Bu, Santander’in de paylaştığı bir sorun. Kâr elde ettiği yerler çok uzakta, Brezilya, Meksika ve ABD’de: bunun aksine Madrid’deki bir denetmenin etrafı artan işsizlik ve işyeri kapanışları, olağanüstü hâl ve her zamankinden daha erken bir saatte sokağa çıkma yasağıyla sarılmış durumda. Grup sayılarının gücüne inanmak için gözü karartmak gerekir, normal koşullarda bir denetçinin gücü değil. Avrupa’da ekonomi tekrar gerilediğine göre artık gözü daha da karartmak gerek: Pandemi henüz bu kredi döngüsünde seyre başlamadı.
Yine de rakamlara saygı duymak gerek: Santander, yılın başlarında moratoryuma tabi olan kredilerin yalnızca %2’sinin öldüğünü söyledi. Mali gücün önemli bir ölçüsü olan 1. kademe çekirdek sermaye oranı, hedef aralığının en üstüne yakın olarak %11,98’e yükseldi (HSBC’ninki daha da etkileyici; 3. çeyrek sonunda %15,6’ya yükseldi) ve karşılıklar, art arda iki çeyrektir düşüşte.

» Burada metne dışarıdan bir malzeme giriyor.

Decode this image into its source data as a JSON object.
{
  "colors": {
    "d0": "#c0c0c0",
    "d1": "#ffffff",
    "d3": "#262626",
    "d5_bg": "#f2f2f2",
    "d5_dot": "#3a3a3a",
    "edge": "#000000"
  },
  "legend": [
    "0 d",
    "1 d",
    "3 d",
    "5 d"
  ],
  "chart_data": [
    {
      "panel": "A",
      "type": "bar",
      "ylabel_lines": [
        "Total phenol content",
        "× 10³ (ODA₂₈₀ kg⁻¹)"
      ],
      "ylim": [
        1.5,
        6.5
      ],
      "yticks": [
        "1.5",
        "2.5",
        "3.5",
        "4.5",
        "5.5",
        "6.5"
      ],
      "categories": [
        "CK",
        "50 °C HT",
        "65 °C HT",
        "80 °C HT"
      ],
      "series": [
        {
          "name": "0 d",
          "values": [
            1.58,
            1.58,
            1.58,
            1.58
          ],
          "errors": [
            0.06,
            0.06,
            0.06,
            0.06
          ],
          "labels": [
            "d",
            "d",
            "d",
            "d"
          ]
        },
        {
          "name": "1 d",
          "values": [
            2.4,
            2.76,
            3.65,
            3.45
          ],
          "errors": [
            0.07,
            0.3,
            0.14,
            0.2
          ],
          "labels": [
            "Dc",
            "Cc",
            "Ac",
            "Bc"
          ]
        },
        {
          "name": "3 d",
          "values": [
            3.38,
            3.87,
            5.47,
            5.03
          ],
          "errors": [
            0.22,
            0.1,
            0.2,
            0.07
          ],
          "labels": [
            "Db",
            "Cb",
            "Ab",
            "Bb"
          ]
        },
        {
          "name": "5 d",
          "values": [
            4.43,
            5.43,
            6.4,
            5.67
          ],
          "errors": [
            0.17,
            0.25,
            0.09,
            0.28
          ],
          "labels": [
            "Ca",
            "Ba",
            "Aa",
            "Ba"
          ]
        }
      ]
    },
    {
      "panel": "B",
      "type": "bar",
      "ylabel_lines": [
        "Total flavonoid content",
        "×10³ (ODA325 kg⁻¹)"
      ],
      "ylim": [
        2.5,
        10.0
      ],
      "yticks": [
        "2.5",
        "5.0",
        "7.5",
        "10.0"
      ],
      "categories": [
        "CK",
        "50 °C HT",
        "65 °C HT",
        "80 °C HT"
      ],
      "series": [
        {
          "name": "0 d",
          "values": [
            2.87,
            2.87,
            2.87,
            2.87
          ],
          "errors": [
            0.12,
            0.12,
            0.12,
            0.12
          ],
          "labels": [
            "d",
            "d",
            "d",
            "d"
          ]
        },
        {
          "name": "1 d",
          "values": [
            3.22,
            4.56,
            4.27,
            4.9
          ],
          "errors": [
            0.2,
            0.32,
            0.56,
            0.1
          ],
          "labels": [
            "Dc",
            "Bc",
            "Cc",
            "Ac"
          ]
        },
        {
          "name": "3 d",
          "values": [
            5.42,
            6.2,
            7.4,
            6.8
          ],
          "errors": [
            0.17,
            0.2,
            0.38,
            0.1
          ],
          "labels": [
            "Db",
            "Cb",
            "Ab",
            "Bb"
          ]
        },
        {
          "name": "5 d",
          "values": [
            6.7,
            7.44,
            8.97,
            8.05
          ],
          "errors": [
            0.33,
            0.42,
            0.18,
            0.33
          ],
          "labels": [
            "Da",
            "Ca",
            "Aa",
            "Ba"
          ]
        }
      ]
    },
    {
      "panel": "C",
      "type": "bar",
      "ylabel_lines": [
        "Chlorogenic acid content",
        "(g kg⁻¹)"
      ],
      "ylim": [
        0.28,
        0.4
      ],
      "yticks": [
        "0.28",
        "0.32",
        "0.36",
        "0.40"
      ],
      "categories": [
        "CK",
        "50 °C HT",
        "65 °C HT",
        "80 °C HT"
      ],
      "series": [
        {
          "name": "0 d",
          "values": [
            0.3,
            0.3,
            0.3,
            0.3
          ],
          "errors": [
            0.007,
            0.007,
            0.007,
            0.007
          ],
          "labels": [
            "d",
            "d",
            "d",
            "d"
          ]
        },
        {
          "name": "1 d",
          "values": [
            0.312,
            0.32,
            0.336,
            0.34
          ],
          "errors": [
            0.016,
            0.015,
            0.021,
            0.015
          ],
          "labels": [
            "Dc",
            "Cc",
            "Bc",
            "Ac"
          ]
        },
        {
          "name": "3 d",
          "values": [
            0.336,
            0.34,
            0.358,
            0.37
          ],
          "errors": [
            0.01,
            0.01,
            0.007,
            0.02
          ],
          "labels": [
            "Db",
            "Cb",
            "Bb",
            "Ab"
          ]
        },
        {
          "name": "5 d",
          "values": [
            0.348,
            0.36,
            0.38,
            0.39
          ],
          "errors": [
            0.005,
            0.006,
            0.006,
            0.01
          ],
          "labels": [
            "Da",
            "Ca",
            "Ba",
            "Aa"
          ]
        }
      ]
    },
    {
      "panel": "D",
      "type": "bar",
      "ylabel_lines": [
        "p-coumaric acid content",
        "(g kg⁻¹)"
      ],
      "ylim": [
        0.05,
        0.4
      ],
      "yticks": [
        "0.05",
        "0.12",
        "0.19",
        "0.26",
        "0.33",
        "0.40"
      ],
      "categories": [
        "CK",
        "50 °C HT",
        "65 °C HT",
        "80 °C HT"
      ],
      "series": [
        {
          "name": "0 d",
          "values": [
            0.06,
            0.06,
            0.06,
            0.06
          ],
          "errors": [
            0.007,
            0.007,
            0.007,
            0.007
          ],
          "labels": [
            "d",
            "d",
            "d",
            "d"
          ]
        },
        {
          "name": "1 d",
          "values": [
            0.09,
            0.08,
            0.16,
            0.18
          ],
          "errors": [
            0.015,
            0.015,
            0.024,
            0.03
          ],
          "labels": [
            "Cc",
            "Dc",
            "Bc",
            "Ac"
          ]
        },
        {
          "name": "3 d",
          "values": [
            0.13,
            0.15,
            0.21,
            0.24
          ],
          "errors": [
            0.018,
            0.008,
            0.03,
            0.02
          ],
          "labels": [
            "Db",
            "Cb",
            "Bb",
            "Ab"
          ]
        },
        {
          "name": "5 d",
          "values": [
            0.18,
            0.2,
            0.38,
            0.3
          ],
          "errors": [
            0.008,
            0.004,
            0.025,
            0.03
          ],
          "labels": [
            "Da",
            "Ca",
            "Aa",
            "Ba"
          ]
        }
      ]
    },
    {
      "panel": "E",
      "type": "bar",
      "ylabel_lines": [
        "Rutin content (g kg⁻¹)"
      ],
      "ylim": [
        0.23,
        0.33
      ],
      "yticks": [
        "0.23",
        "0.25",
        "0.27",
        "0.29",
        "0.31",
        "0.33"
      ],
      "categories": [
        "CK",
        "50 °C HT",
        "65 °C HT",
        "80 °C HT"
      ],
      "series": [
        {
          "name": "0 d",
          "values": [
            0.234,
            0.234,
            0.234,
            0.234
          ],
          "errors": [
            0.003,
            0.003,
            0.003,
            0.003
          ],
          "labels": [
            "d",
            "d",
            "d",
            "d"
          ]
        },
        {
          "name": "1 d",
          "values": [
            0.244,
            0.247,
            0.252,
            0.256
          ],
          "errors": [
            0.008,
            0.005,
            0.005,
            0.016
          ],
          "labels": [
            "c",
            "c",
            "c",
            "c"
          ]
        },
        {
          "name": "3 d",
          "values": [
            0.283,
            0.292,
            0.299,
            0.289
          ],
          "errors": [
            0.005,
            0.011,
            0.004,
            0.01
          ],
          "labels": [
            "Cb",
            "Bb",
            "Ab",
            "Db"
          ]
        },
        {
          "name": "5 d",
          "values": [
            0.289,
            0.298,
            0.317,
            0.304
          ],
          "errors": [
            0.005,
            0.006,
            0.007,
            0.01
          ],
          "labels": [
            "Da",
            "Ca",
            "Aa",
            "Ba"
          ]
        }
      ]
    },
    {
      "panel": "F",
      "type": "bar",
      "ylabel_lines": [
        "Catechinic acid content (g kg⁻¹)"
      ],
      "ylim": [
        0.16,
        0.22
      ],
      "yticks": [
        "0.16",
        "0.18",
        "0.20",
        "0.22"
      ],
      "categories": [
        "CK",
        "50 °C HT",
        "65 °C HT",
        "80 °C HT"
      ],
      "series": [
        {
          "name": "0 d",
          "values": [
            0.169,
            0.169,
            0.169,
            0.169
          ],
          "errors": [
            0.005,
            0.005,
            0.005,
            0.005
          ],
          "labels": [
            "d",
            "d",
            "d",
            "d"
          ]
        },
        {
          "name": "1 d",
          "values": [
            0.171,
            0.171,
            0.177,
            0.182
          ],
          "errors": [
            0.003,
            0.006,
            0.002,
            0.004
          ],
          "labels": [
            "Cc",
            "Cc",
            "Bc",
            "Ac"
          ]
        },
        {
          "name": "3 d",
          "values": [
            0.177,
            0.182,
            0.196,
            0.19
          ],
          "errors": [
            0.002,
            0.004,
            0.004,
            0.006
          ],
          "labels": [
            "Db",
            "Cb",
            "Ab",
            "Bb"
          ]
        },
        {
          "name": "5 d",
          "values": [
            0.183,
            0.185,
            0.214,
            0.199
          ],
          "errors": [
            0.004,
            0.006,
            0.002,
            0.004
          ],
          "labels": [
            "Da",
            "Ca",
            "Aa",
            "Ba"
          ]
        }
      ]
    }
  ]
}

Temettü yasağının yatırım yapılabilir şirketleri yatırım yapılamaz hale getirdiği argümanı, böyle bir zeminde biraz haklı görünüyor. Böyle bir politikadan kaynaklanan olumsuz sinyal, kendi gerçekliğini yaratma riskini taşır. Düzenleyiciler, salgın patlak verdiğinden bu yana bankacılık sektörünün 12 yıl öncesine göre çok daha iyi durumda olduğunu iddia ediyor. Belki de kendi tavsiyelerini dinlemelerinin zamanı gelmiştir.